Le déclin du
politique est un leitmotiv récurrent. Il suscite études
et articles de revues. Il entretient le pessimisme des élites,
quand l’opinion, elle, a décidé : selon un sondage
récent, les deux tiers des Français estiment que «
les hommes politiques ne se préoccupent pas – ou très
peu – de ce que pensent les Français ». Mais peut-on
réenchanter le politique, et comment ? s’est demandé
une poignée d’universitaires – sociologues, historiens,
économistes – à la fois français et étrangers,
tous réunis par Michel Wieviorka. De leurs débats, l’auteur
publie, en leur nom, un condensé assez nuancé pour faire
réapparaître leurs divergences et la complexité
du thème retenu *.
Car il y a crise : crise intérieure aux démocraties,
où les élus sont dépassés par l’évolution
de la structure sociale et par la poussée des inégalités.
Nous ne sommes plus au XIXe siècle, ni au XXe où, en gros,
s’opposaient deux grands groupes sociaux ; où les promesses
des idéologies faisaient naître les « grands récits
», comme le dit François Lyotard. Les idéologies
sont mortes.
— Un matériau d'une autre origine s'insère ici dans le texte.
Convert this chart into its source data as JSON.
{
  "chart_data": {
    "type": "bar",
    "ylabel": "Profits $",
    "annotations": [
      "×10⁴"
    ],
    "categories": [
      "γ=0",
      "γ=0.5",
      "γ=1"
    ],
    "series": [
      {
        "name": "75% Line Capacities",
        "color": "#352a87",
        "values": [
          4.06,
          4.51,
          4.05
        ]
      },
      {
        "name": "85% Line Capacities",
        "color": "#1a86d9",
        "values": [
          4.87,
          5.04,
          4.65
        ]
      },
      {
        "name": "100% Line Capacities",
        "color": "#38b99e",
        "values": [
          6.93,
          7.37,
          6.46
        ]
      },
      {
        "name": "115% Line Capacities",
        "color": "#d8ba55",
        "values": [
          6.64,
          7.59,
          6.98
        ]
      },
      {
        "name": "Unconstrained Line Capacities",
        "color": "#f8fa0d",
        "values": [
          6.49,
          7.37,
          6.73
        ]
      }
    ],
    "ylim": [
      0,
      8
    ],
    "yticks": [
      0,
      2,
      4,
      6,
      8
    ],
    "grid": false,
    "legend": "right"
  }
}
Apparaissent des sociétés plus complexes,
plus éclatées, où les hommes politiques sont mal
préparés à faire face à des demandes culturelles
: on ne peut traiter celles-ci avec les outils habituels, conçus
avant tout pour des demandes sociales et économiques. La montée
des individualismes, les pulsions, les violences religieuses viennent
encore compliquer le jeu.
Pourtant, notent les universitaires réunis ici,
tout n’est pas perdu, loin de là. Les institutions politiques
génèrent de nouveaux espaces à la démocratie
– telles les Cours constitutionnelles, les commissions indépendantes,
du type Stasi sur le voile islamique, en France. Voire la démocratie
directe. De leur côté, les nouveaux médias –
blogs et internet – offrent des lieux inédits d’échange
et de mobilisation. Peu structurés, certes, mais bien vivants.
À la subjectivité personnelle se mêle aujourd’hui
le culturel qui, autour de thèmes comme la religion, la femme
ou la procréation, réveille d’intenses débats.
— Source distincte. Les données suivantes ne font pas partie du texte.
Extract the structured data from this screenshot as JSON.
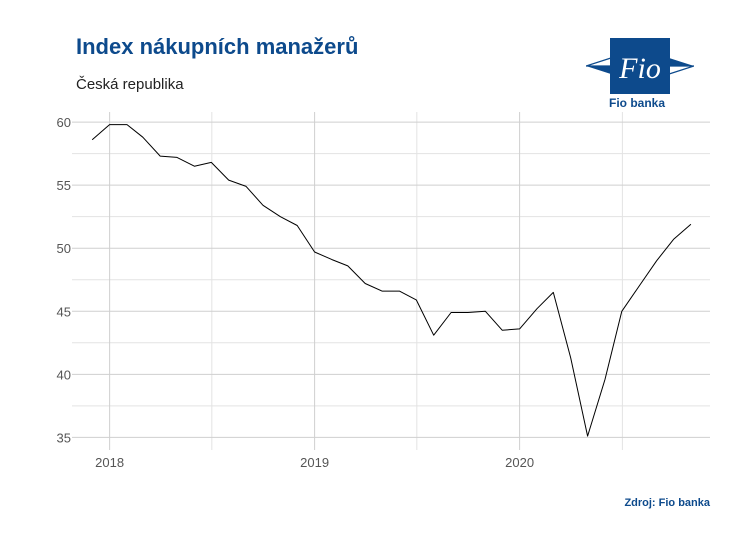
{
  "header": {
    "title": "Index nákupních manažerů",
    "subtitle": "Česká republika"
  },
  "logo": {
    "mark": "Fio",
    "name": "Fio banka",
    "color": "#0d4a8c"
  },
  "footer": {
    "source": "Zdroj: Fio banka"
  },
  "chart_data": {
    "type": "line",
    "title": "Index nákupních manažerů",
    "subtitle": "Česká republika",
    "xlabel": "",
    "ylabel": "",
    "x_ticks": [
      "2018",
      "2019",
      "2020"
    ],
    "y_ticks": [
      "35",
      "40",
      "45",
      "50",
      "55",
      "60"
    ],
    "ylim": [
      34,
      60.8
    ],
    "xlim": [
      "2017-10-26",
      "2020-12-05"
    ],
    "grid": true,
    "legend": "none",
    "series_color": "#000000",
    "series": [
      {
        "x": [
          "2017-12",
          "2018-01",
          "2018-02",
          "2018-03",
          "2018-04",
          "2018-05",
          "2018-06",
          "2018-07",
          "2018-08",
          "2018-09",
          "2018-10",
          "2018-11",
          "2018-12",
          "2019-01",
          "2019-02",
          "2019-03",
          "2019-04",
          "2019-05",
          "2019-06",
          "2019-07",
          "2019-08",
          "2019-09",
          "2019-10",
          "2019-11",
          "2019-12",
          "2020-01",
          "2020-02",
          "2020-03",
          "2020-04",
          "2020-05",
          "2020-06",
          "2020-07",
          "2020-08",
          "2020-09",
          "2020-10",
          "2020-11"
        ],
        "y": [
          58.6,
          59.8,
          59.8,
          58.8,
          57.3,
          57.2,
          56.5,
          56.8,
          55.4,
          54.9,
          53.4,
          52.5,
          51.8,
          49.7,
          49.1,
          48.6,
          47.2,
          46.6,
          46.6,
          45.9,
          43.1,
          44.9,
          44.9,
          45.0,
          43.5,
          43.6,
          45.2,
          46.5,
          41.3,
          35.1,
          39.6,
          45.0,
          47.0,
          49.0,
          50.7,
          51.9
        ]
      }
    ]
  }
}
Comme si la démocratie, loin de s’affaisser, changeait de
lieux et de formes.
Le déficit du politique, on s’en doutait,
a aussi ses causes externes. La surpuissance des États-Unis,
surtout depuis la chute de l’URSS, est source de formidables déséquilibres.
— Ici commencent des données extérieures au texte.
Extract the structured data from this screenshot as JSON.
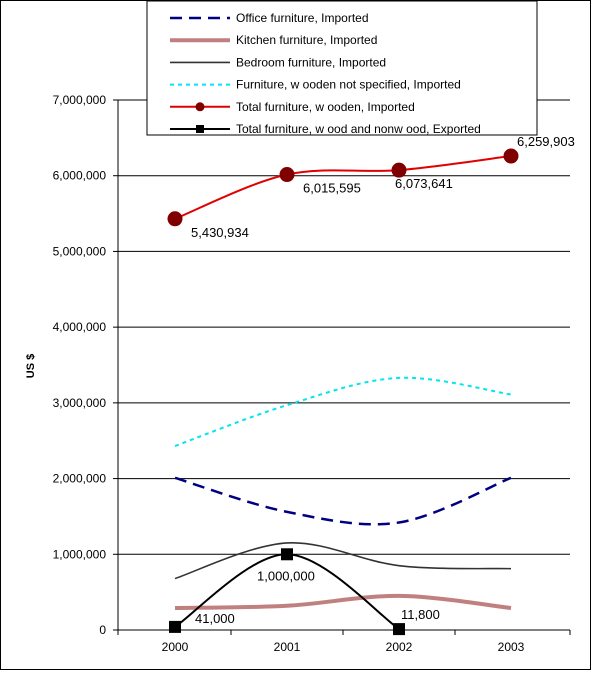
{
  "chart_data": {
    "type": "line",
    "title": "",
    "xlabel": "",
    "ylabel": "US $",
    "x": [
      "2000",
      "2001",
      "2002",
      "2003"
    ],
    "ylim": [
      0,
      7000000
    ],
    "yticks": [
      "0",
      "1,000,000",
      "2,000,000",
      "3,000,000",
      "4,000,000",
      "5,000,000",
      "6,000,000",
      "7,000,000"
    ],
    "grid": "horizontal",
    "legend_position": "top",
    "series": [
      {
        "name": "Office furniture, Imported",
        "values": [
          2010000,
          1560000,
          1420000,
          2010000
        ],
        "color": "#000080",
        "style": "dashed",
        "labels": []
      },
      {
        "name": "Kitchen furniture, Imported",
        "values": [
          290000,
          320000,
          450000,
          290000
        ],
        "color": "#C08080",
        "style": "thick",
        "labels": []
      },
      {
        "name": "Bedroom furniture, Imported",
        "values": [
          680000,
          1150000,
          850000,
          810000
        ],
        "color": "#333333",
        "style": "solid",
        "labels": []
      },
      {
        "name": "Furniture, w ooden not specified, Imported",
        "values": [
          2430000,
          2970000,
          3330000,
          3110000
        ],
        "color": "#00E5EE",
        "style": "dotted",
        "labels": []
      },
      {
        "name": "Total furniture, w ooden, Imported",
        "values": [
          5430934,
          6015595,
          6073641,
          6259903
        ],
        "color": "#E00000",
        "style": "circle",
        "labels": [
          "5,430,934",
          "6,015,595",
          "6,073,641",
          "6,259,903"
        ]
      },
      {
        "name": "Total furniture, w ood and nonw ood, Exported",
        "values": [
          41000,
          1000000,
          11800,
          null
        ],
        "color": "#000000",
        "style": "square",
        "labels": [
          "41,000",
          "1,000,000",
          "11,800",
          ""
        ]
      }
    ]
  }
}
Elle met en relief la faiblesse européenne. Et pourtant, dans
le cas du conflit israélo-palestinien, elle est la seule à
pouvoir imposer un accord de paix à ses acteurs.
Plus que d’une vaste confrontation entre islam et
christianisme, prophétisée par Huntington, on parlera
de leur interpénétration, et certains intellectuels –
tel Ramadan – peuvent jouer, là, les truchements. La mondialisation,
tant conspuée, est reçue très différemment
d’un pays à l’autre, selon qu’on la voit de Turquie
(qui s’y adapte) ou du Mexique, qui l’associe rituellement
au voisin américain. Nos chercheurs notent que le refus du protocole
de Kyoto par les USA ne retient pas les autres démocraties de
s’y conformer. Souvent mal perçue dans les opinions, la
tutelle de Bruxelles sur les 25 ne l’empêche pas d’avoir
des effets très positifs sur l’extérieur, par les
règles du jeu qu’elle impose aux candidats.
Le réenchantement alors ? On le trouvera dans
l’emballement des jeunes pour l’humanitaire et les ONG qui
les structurent. Dans la vigueur du mouvement altermondialiste, souvent
piégé par l’utopie et la peine qu’il a à
s’articuler dans les enjeux mondiaux. Au reste, il n’est pas
seul : dans le monde entier, des milliers d’initiatives autonomes
et d’organismes tentent de donner corps à une grassroots
democracy (démocratie de base). Mais l’étude désigne
d’une part les possibilités qu’offre malgré
tout l’État-nation pour articuler un projet aux enjeux mondiaux.
Voire l’échelon local et régional. Elle veut croire,
de l’autre, à un aggiornamento des institutions elles-mêmes
; qu’elles soient plus attentives, demain, aux personnes : des
individus réels et non des êtres abstraits, dans les écoles,
les hôpitaux ou les prisons. Enfin, que soient redessinées
de manière neuve les relations entre le secteur public et le
privé. Une université, une école, un hôpital
confiés à des organismes privés, mais que l’État
paie : pourquoi pas ? Bref, le futur peut se réinventer. Et l’Europe,
devenir un « espace privilégié de renaissance des
idées et des formes de la démocratie ». 
Antoine
Bosshard
* Michel Wieviorka (ouvrage collectif), Le printemps du politique
– Pour en finir avec le déclinisme, Laffont, 2007.